On the surface it certainly appears morbid, calculating the most efficient ways to kill billions of people for fun, especially now. Maybe that’s why Chinese officials removed the game from the app store. I get it: Infectious diseases are scary. When I was in high school, I was so obsessed with The Hot Zone, Richard Preston’s book about deadly viruses, that my parents became concerned that I saw Ebola around every corner. When I was in college, the campus was gripped by swine flu panic. But as the world grows increasingly anxious about another new disease, playing through a session of Plague Inc. feels a lot like enjoying an episode of My Favorite Murder, taking my looming fear and transforming it into something confrontable and controllable.
It’s also informative. Though Plague Inc. creator Ndemic Creations has cautioned users against using the game to model the spread of the coronavirus, it does make me think about how we interact with viruses and what sorts of measures are in place to keep us safe. When special events like the Festival of Love pop up where everybody starts kissing, it’s a reminder of all the dumb ways we unconsciously pass sicknesses around. The effectiveness of coughing and sneezing in increasing infectivity is a reminder to wash your hands and clean your phone. The addition of anti-vaxxers to the game shows how misinformation can endanger us all.

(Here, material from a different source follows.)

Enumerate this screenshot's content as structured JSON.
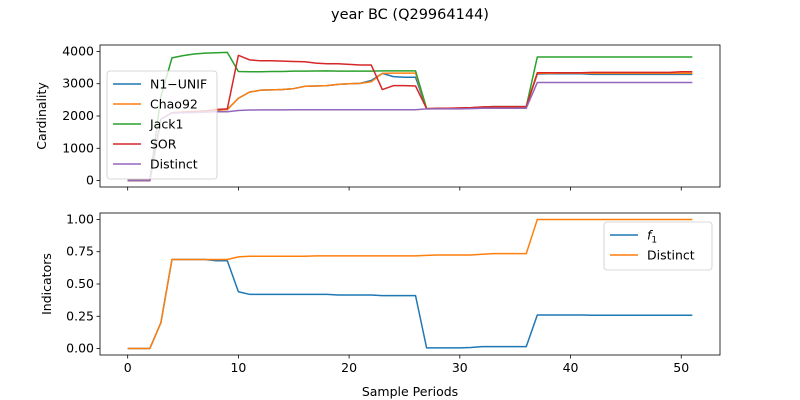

It’s always invigorating to win at Plague Inc., watching the population tick down to zero—but failure is the most thrilling outcome of all. Each time the computer beats me, I’m reminded of the ways humanity can survive a biological apocalypse. There are some very grim realities I’m forced to confront while playing, like the fact that “rich” countries are so much harder to infect than “poor” ones, but these are the truths we have to deal with every time a real medical epidemic arises. Playing Plague Inc. lets me confront those realities in a safe way.
There are now several Plague Inc. scenarios available that aren’t sickness-related, including one that lets you design and sell your own board game—to celebrate the launch of the Plague Inc. board game—and another in which you spread a different kind of disease: fake news. Still, I like to play the original, pandemic-themed game as a reminder that if things really do get bad, there’s always Greenland.
This piece has been updated with the latest known number of coronavirus cases in New York.